Solar cells, which use sunlight to generate clean energy, are critical for the green energy transition. They can be used on buildings (roofs, facades, windows, etc.), prominent warehouse factories, parking lots, and soundproof highways. However, the most well-known commercial solar cells, made of silicon (Si), are heavy and bulky, making them difficult to integrate into building components.
The 1DShine project aims to develop lightweight materials that can absorb light at a comparable level to conventional Si solar cells, with a more than 100 times lower thickness than Si. The material is antimony sulfide (Sb2S3).
In the 1DShine project, researchers at DTU Electro will develop new approaches to grow Sb2S3 with a dominant crystal direction (one-dimensional or 1D) to harvest sunlight using thin layers efficiently. Unlike conventional three-dimensional materials, 1D materials can be produced with intrinsically passive grain boundaries and a low density of defects, so charge carriers generated by light absorption can migrate along the 1D ribbons unhindered.
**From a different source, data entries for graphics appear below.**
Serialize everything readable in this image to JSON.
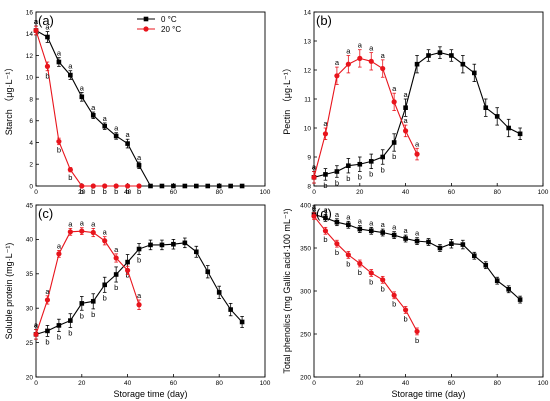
{
  "figure": {
    "legend": [
      {
        "label": "0 °C",
        "color": "#000000",
        "marker": "square"
      },
      {
        "label": "20 °C",
        "color": "#e8141c",
        "marker": "circle"
      }
    ],
    "xlabel": "Storage time (day)"
  },
  "chart_data": [
    {
      "type": "line",
      "panel": "(a)",
      "title": "",
      "xlabel": "",
      "ylabel": "Starch （μg·L⁻¹）",
      "xlim": [
        0,
        100
      ],
      "ylim": [
        0,
        16
      ],
      "xticks": [
        0,
        20,
        40,
        60,
        80,
        100
      ],
      "yticks": [
        0,
        2,
        4,
        6,
        8,
        10,
        12,
        14,
        16
      ],
      "legend_position": "top-right",
      "series": [
        {
          "name": "0 °C",
          "color": "#000000",
          "marker": "square",
          "x": [
            0,
            5,
            10,
            15,
            20,
            25,
            30,
            35,
            40,
            45,
            50,
            55,
            60,
            65,
            70,
            75,
            80,
            85,
            90
          ],
          "y": [
            14.3,
            13.7,
            11.4,
            10.2,
            8.2,
            6.5,
            5.5,
            4.6,
            3.9,
            1.9,
            0,
            0,
            0,
            0,
            0,
            0,
            0,
            0,
            0
          ],
          "err": [
            0.4,
            0.5,
            0.4,
            0.4,
            0.4,
            0.3,
            0.3,
            0.3,
            0.4,
            0.3,
            0,
            0,
            0,
            0,
            0,
            0,
            0,
            0,
            0
          ],
          "labels": [
            "a",
            "a",
            "a",
            "a",
            "a",
            "a",
            "a",
            "a",
            "a",
            "a"
          ]
        },
        {
          "name": "20 °C",
          "color": "#e8141c",
          "marker": "circle",
          "x": [
            0,
            5,
            10,
            15,
            20,
            25,
            30,
            35,
            40,
            45
          ],
          "y": [
            14.3,
            11.0,
            4.1,
            1.5,
            0,
            0,
            0,
            0,
            0,
            0
          ],
          "err": [
            0.4,
            0.4,
            0.3,
            0.2,
            0,
            0,
            0,
            0,
            0,
            0
          ],
          "labels": [
            "a",
            "b",
            "b",
            "b",
            "b",
            "b",
            "b",
            "b",
            "b",
            "b"
          ]
        }
      ]
    },
    {
      "type": "line",
      "panel": "(b)",
      "title": "",
      "xlabel": "",
      "ylabel": "Pectin （μg·L⁻¹）",
      "xlim": [
        0,
        100
      ],
      "ylim": [
        8,
        14
      ],
      "xticks": [
        0,
        20,
        40,
        60,
        80,
        100
      ],
      "yticks": [
        8,
        9,
        10,
        11,
        12,
        13,
        14
      ],
      "series": [
        {
          "name": "0 °C",
          "color": "#000000",
          "marker": "square",
          "x": [
            0,
            5,
            10,
            15,
            20,
            25,
            30,
            35,
            40,
            45,
            50,
            55,
            60,
            65,
            70,
            75,
            80,
            85,
            90
          ],
          "y": [
            8.3,
            8.4,
            8.5,
            8.7,
            8.75,
            8.85,
            9.0,
            9.5,
            10.7,
            12.2,
            12.5,
            12.6,
            12.5,
            12.2,
            11.9,
            10.7,
            10.4,
            10.0,
            9.8
          ],
          "err": [
            0.2,
            0.2,
            0.2,
            0.25,
            0.25,
            0.25,
            0.25,
            0.3,
            0.3,
            0.3,
            0.2,
            0.2,
            0.2,
            0.3,
            0.3,
            0.3,
            0.3,
            0.3,
            0.2
          ],
          "labels": [
            "a",
            "b",
            "b",
            "b",
            "b",
            "b",
            "b",
            "b",
            "a"
          ]
        },
        {
          "name": "20 °C",
          "color": "#e8141c",
          "marker": "circle",
          "x": [
            0,
            5,
            10,
            15,
            20,
            25,
            30,
            35,
            40,
            45
          ],
          "y": [
            8.3,
            9.8,
            11.8,
            12.2,
            12.4,
            12.3,
            12.05,
            10.9,
            9.9,
            9.1
          ],
          "err": [
            0.2,
            0.2,
            0.3,
            0.3,
            0.3,
            0.3,
            0.3,
            0.3,
            0.2,
            0.2
          ],
          "labels": [
            "a",
            "a",
            "a",
            "a",
            "a",
            "a",
            "a",
            "a",
            "a",
            "a"
          ]
        }
      ]
    },
    {
      "type": "line",
      "panel": "(c)",
      "title": "",
      "xlabel": "Storage time (day)",
      "ylabel": "Soluble protein (mg·L⁻¹)",
      "xlim": [
        0,
        100
      ],
      "ylim": [
        20,
        45
      ],
      "xticks": [
        0,
        20,
        40,
        60,
        80,
        100
      ],
      "yticks": [
        20,
        25,
        30,
        35,
        40,
        45
      ],
      "series": [
        {
          "name": "0 °C",
          "color": "#000000",
          "marker": "square",
          "x": [
            0,
            5,
            10,
            15,
            20,
            25,
            30,
            35,
            40,
            45,
            50,
            55,
            60,
            65,
            70,
            75,
            80,
            85,
            90
          ],
          "y": [
            26.2,
            26.7,
            27.5,
            28.2,
            30.7,
            31.0,
            33.4,
            34.9,
            36.7,
            38.6,
            39.2,
            39.2,
            39.3,
            39.5,
            38.2,
            35.3,
            32.3,
            29.8,
            28.0
          ],
          "err": [
            0.7,
            0.8,
            0.9,
            1.0,
            1.0,
            1.1,
            1.1,
            1.1,
            1.1,
            0.8,
            0.7,
            0.7,
            0.7,
            0.7,
            0.8,
            0.9,
            0.9,
            0.9,
            0.8
          ],
          "labels": [
            "a",
            "b",
            "b",
            "b",
            "b",
            "b",
            "b",
            "b",
            "b",
            "b"
          ]
        },
        {
          "name": "20 °C",
          "color": "#e8141c",
          "marker": "circle",
          "x": [
            0,
            5,
            10,
            15,
            20,
            25,
            30,
            35,
            40,
            45
          ],
          "y": [
            26.2,
            31.2,
            37.9,
            41.1,
            41.2,
            41.0,
            39.8,
            37.3,
            35.5,
            30.5
          ],
          "err": [
            0.7,
            0.6,
            0.5,
            0.5,
            0.5,
            0.6,
            0.6,
            0.6,
            0.6,
            0.7
          ],
          "labels": [
            "a",
            "a",
            "a",
            "a",
            "a",
            "a",
            "a",
            "a",
            "a",
            "a"
          ]
        }
      ]
    },
    {
      "type": "line",
      "panel": "(d)",
      "title": "",
      "xlabel": "Storage time (day)",
      "ylabel": "Total phenolics (mg Gallic acid·100 mL⁻¹)",
      "xlim": [
        0,
        100
      ],
      "ylim": [
        200,
        400
      ],
      "xticks": [
        0,
        20,
        40,
        60,
        80,
        100
      ],
      "yticks": [
        200,
        250,
        300,
        350,
        400
      ],
      "series": [
        {
          "name": "0 °C",
          "color": "#000000",
          "marker": "square",
          "x": [
            0,
            5,
            10,
            15,
            20,
            25,
            30,
            35,
            40,
            45,
            50,
            55,
            60,
            65,
            70,
            75,
            80,
            85,
            90
          ],
          "y": [
            389,
            385,
            380,
            377,
            372,
            370,
            368,
            365,
            361,
            358,
            357,
            350,
            355,
            354,
            341,
            330,
            312,
            302,
            290
          ],
          "err": [
            4,
            4,
            4,
            4,
            4,
            4,
            4,
            4,
            4,
            4,
            4,
            4,
            5,
            5,
            4,
            4,
            4,
            4,
            4
          ],
          "labels": [
            "a",
            "a",
            "a",
            "a",
            "a",
            "a",
            "a",
            "a",
            "a",
            "a"
          ]
        },
        {
          "name": "20 °C",
          "color": "#e8141c",
          "marker": "circle",
          "x": [
            0,
            5,
            10,
            15,
            20,
            25,
            30,
            35,
            40,
            45
          ],
          "y": [
            387,
            370,
            355,
            342,
            332,
            321,
            313,
            295,
            278,
            253
          ],
          "err": [
            4,
            4,
            4,
            4,
            4,
            4,
            4,
            4,
            4,
            4
          ],
          "labels": [
            "a",
            "b",
            "b",
            "b",
            "b",
            "b",
            "b",
            "b",
            "b",
            "b"
          ]
        }
      ]
    }
  ]
}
Passive grain boundaries (i.e., without the capture of carriers) in the absorption layer are a decisive factor in bringing the efficiency of a thin-film solar cell up to the level of, for example, monocrystalline silicon, with an efficiency of nearly 27%. It requires the growth of the 1D-Sb2S3 solar absorbers such that grain boundaries can be optimized.
This can be done quickly and accurately using tools for rapid and non-destructive tools for mapping solar cells, which has not been demonstrated at other international laboratories. The green Sb2S3 material consists of nontoxic elements, and there is sufficient antimony and sulfur in the earth's crust, compared to gallium and tellurium used in CIGS and CdTe cells, for large-scale exploitation of this technology.
New insights generated in 1DShine will likely guide the discovery of a new generation of fascinating 1D materials and open new avenues for developing efficient and cost-effective lightweight solar cells.